There appears to be small circles in each corner. This is to make plyometrics box for working out.


----------



## MadMark (Jun 3, 2014)

Show us.


----------



## tywalt (Dec 13, 2017)

Not sure if you meant to post a picture but that may help. The only holes I can think of in a plyometric box would be hand holes on the sides to grab it. If you're in a hurry and doing it on the cheap, a 4" hole saw hooked up to a drill would put circular holes in the box. A jig saw or oscillating saw would work to cut out the wast between two smaller holes and make a more elongated slot. A router with a pattern bit and a jig to guide it would be the more "professional" approach, but would require a router and considerably more set up time making the pattern/jig. There's a couple ways to skin this cat.
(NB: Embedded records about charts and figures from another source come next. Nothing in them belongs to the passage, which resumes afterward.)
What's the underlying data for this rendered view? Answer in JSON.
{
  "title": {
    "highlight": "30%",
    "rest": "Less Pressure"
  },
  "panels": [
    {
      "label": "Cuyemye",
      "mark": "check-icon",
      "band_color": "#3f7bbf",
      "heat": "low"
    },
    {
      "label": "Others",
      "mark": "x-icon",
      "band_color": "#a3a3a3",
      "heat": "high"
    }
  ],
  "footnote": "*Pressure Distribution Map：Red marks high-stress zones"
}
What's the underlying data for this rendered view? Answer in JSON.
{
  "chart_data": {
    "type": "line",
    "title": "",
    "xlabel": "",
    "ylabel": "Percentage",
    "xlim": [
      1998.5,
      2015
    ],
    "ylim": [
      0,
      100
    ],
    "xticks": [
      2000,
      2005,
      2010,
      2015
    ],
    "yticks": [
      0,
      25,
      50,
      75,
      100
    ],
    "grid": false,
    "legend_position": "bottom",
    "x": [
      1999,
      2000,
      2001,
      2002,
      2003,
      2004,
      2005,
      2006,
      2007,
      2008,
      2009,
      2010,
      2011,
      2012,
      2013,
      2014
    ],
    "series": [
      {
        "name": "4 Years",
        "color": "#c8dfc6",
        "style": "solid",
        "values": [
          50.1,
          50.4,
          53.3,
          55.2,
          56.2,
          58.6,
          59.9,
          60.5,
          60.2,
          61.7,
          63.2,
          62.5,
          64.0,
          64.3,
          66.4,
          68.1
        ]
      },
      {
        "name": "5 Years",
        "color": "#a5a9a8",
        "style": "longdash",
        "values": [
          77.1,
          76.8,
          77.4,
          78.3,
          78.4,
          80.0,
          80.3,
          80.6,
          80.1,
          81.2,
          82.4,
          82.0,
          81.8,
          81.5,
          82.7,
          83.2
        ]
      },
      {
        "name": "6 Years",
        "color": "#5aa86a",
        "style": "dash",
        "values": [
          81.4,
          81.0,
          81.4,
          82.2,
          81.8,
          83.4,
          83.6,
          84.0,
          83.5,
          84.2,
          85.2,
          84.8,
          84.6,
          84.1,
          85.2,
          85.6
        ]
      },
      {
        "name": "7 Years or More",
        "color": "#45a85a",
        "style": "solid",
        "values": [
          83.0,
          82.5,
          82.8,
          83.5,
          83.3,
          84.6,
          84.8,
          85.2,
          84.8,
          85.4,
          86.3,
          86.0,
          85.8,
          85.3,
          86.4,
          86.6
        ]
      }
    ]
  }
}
Not sure if that is what you're talking about but hope it helps.


----------



## MrUnix (May 18, 2012)

In all the pictures I can find, those 'small circles' are either nails or screws. Only holes I see are one on each end to be use as handles.

Cheers,
Brad


----------



## John Smith_inFL (Dec 15, 2017)

Forstner Bit or Hole Saw if you have it and finish up with the jig saw.
(or if you are handy, cut the entire hole with a jig saw).

.


----------



## SMP (Aug 29, 2018)

Small hole? On a plyo box? Do you mean the countersunk screw holes?

I use ones like this
https://www.homedepot.com/b/Tools-Power-Tool-Accessories-Drill-Bits-Countersink-Bits/N-5yc1vZc8xp


----------



## Saukit (Jul 29, 2020)

Agree with the other posters in that a pic would be greatly helpful. However your post makes me think of a friend of mine that makes plyo boxes for gyms in bulk. He uses a design very similar to the one John Smith posted, but since he makes a lot of them he outsourced the panel production to a guy with a CNC machine. The CNC machine has a very specific bit size which results in the corners for the tab cutouts having a small circular shape. The CNC machine won't do a 90 degree inside corner because the bit is circular.


----------



## Smirak (Dec 24, 2016)

OP could also be talking about the "dog bone corners" that are created when the pcs of plywood are cut on the cnc. That's what my rogue plyo boxes look like at least.


----------



## AndyJ1s (Jan 26, 2019)

The holes, and cutout between, them could also be cut with a mortising bit of the desired diameter, with a plunge router, preferably on a router table. You would need to cut a smaller slot with a plunge cutting (center cutting) bit to clear the non-cutting center of most mortising bits. A jig built to locate the stock and limit the cut would help a lot if you are making several of these boxes.


----------